The probabilities you describe refer only to the go-north action. It means that if you want to go north, you have 80% chance of actually going north and 20% of going left or right, making the problem more difficult (non-deterministic). This rule applies to every direction. Also, the formula does not tell which action to chose, just how to update the values. In order to select an action, assuming a greedy-policy, you'd select the one with the highest expected value ($V(s')$).

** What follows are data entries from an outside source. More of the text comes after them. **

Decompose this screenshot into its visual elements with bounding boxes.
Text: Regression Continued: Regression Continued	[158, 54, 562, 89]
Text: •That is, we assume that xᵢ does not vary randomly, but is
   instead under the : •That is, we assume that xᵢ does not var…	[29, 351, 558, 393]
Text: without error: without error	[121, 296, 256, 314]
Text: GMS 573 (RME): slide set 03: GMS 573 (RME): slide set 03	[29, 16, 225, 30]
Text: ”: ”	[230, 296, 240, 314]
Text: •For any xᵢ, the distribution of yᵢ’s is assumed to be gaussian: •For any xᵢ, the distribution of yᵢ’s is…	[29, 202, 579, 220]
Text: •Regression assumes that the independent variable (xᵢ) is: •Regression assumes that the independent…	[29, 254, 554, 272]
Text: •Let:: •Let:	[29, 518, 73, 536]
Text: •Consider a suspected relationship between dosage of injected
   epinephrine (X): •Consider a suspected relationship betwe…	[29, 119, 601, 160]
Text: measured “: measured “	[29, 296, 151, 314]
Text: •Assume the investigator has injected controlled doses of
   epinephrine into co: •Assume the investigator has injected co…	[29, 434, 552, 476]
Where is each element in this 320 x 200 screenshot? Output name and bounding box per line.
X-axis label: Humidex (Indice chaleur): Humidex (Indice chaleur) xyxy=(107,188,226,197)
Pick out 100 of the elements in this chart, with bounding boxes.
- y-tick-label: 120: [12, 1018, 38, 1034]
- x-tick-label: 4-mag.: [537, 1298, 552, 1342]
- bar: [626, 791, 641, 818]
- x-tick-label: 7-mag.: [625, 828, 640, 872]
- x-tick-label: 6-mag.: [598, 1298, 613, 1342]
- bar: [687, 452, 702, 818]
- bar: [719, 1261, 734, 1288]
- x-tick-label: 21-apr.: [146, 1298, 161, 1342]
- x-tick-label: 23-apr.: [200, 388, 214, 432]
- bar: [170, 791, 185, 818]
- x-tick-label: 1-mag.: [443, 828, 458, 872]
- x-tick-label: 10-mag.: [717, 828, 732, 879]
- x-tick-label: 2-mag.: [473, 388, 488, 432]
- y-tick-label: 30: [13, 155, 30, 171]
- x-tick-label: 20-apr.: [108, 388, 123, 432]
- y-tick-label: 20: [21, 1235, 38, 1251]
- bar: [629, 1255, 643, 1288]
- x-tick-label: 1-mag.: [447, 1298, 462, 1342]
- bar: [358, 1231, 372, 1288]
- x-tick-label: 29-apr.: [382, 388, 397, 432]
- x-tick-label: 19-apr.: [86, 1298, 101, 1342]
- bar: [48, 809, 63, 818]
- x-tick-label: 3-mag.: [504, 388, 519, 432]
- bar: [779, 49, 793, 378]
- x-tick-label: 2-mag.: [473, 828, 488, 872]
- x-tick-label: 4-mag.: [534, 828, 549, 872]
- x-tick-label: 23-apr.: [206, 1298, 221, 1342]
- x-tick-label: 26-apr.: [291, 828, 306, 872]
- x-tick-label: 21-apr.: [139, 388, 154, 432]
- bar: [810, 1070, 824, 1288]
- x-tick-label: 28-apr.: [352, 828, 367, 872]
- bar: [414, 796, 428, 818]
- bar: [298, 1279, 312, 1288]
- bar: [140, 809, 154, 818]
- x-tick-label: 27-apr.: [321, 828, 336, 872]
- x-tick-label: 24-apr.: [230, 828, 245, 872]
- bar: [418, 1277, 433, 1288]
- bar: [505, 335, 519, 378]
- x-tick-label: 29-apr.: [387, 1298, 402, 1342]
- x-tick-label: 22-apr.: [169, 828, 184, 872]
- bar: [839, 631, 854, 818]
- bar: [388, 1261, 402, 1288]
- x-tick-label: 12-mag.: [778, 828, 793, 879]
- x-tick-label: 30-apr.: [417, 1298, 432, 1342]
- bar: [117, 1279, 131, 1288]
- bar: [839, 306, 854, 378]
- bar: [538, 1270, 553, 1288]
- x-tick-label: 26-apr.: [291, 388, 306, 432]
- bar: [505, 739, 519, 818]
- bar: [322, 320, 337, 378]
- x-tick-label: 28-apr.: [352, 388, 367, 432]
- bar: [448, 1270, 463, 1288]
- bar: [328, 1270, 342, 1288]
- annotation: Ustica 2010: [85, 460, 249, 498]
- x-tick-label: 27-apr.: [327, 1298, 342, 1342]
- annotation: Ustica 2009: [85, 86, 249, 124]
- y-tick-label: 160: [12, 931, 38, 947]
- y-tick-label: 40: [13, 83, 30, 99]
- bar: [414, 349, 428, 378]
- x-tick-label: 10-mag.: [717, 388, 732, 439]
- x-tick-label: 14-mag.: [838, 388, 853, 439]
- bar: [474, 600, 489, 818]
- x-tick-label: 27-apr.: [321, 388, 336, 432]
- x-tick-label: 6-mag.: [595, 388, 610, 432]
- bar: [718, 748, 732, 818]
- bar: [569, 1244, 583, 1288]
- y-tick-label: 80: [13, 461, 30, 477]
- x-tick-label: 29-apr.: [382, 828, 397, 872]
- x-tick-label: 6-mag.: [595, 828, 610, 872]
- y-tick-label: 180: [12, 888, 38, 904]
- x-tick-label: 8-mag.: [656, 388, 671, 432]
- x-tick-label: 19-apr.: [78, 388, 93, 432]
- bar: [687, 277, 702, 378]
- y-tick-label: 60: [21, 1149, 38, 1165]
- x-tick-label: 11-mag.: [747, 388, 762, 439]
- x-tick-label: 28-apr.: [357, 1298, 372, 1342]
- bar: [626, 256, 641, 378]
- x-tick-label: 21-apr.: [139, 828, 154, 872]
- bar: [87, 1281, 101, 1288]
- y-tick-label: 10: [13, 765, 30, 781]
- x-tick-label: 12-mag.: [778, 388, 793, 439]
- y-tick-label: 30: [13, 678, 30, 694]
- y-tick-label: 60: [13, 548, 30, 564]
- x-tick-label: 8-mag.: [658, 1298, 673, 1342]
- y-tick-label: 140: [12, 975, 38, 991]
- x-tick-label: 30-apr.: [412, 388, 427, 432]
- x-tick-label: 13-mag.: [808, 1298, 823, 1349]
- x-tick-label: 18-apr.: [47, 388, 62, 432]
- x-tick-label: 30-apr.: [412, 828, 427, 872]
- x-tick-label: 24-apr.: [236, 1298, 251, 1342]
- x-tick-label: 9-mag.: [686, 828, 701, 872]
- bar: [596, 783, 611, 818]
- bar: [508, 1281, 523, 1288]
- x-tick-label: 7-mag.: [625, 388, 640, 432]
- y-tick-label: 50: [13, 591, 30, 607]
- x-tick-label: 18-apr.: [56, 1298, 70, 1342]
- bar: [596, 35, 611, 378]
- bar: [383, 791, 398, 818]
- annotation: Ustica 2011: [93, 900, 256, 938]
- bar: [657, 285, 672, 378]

The formula says to sum the values for all possible outcomes from the best action. So, supposing go-north is indeed the best action, you have:
$$.8 * (-.1 + 0) + .1 * (-.1 + 0) + .1 * (-.1 + 0) = -.1$$
But let us suppose that you still don't know which is the best action and want to select one greedily. Then you must compute the sum for each possible action (north, south, east, west). Your example has all values set to 0 and the same reward and so is not very interesting. Let's say you have a +1 reward to east (-0.1 for the remaining directions) and that south already has V(s) = 0.5 (0 for the remaining states). Then you compute the value for each action (let $\gamma = 1$, since it is a user-adjusted parameter):
- North: $.8 * (-.1 + 0) + .1 * (-.1 + 0) + .1 * (1 + 0) = -.08 - .01 + .1 = .01$
- South: $.8 * (-.1 + .5) + .1 * (-.1 + 0) + .1 * (1 + 0) = 0.32 - .01 + .1 = .41$
- East: $.8 * (1 + 0) + .1 * (-.1 + 0) + .1 * (-.1 + .5) = .8 - .01 + .04 = .83$
- West: $.8 * (-.1 + 0) + .1 * (-.1 + 0) + .1 * (-.1 + .5) = -.08 - .01 + .04 = -.05$
So you would update your policy to go East from the current state, and update the current state value to 0.83.